Browne's strategy of finding a way to make science and alchemy speak for, and in support of, basic principles of religious ideology, while obviously of great personal value and significance to him, would not have found a particularly widespread audience among continental Catholics (like Pascal) even if several of his contemporaries among the clergy in Protestant England (John Donne and George Herbert to mention two) often employed alchemical symbolism and imagery in the conceits of their poetic production.

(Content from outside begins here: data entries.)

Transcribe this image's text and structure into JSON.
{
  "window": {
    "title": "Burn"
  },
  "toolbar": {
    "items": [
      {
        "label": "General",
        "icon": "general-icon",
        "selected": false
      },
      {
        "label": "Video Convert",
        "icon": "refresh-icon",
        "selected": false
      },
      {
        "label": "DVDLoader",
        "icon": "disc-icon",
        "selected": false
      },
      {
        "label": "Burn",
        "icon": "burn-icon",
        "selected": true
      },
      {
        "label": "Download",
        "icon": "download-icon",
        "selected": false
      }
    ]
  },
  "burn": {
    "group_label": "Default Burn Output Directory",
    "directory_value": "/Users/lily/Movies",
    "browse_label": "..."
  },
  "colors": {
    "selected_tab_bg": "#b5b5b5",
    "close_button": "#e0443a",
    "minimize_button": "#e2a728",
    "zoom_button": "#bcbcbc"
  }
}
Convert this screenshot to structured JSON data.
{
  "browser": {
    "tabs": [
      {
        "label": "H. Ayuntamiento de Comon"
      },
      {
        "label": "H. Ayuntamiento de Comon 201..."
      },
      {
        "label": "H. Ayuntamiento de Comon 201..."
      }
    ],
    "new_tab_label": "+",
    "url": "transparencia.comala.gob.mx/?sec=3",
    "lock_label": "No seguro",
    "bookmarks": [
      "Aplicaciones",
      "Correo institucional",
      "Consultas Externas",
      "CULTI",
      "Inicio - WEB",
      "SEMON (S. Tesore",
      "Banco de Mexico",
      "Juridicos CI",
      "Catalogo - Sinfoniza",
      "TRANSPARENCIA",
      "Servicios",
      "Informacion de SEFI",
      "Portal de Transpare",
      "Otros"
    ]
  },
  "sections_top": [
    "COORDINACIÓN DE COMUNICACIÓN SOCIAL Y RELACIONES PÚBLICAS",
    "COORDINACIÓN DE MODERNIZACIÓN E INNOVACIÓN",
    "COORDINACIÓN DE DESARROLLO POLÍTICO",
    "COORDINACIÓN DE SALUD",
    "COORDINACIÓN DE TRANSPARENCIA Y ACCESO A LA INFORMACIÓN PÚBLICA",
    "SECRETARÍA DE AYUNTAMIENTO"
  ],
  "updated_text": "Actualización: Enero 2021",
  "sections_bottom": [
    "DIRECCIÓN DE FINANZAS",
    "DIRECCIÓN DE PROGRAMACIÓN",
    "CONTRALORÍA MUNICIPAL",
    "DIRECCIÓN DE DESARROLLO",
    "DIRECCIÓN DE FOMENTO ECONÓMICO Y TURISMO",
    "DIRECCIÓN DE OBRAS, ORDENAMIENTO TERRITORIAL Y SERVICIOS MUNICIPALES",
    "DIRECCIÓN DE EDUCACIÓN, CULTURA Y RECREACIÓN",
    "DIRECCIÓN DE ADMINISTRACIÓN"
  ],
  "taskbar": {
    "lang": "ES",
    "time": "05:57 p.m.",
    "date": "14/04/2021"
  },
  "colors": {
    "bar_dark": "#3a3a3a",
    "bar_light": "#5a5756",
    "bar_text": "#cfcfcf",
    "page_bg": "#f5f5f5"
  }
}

Over time the attempt to link science and religion, especially because the church generally condemned Hermes as a pagan influence on Christian values, generated more conflict between the opposing perceptions of reality than it did any actual harmony between them. To say that the enmity between science and faith began in the 17th Century, and indeed almost as soon as science emerged, would be short-sighted, since it is true that Christian scholars and writers always maintained a deep suspicion toward any kind of philosophical discourse. The discord between the two that exists today is as old as Christian ideology itself and has always managed to overarch any temporal expression of the two that might seem to bridge the gap that divides them.
To end where this began: the problem with "dark energy," and the death of the universe, if such really is consistent with scientific fact, is that most people seem to believe that human existence can only be significant if it is also eternal. Why no one seems able to fashion a temporal value system, one consistent with the evidence of our collective memory telling us that everything we know is susceptible to death, is the only mystery I know that defies explanation. If one needs the promise and reward of immortality in order to find the good, then our human future really is damned.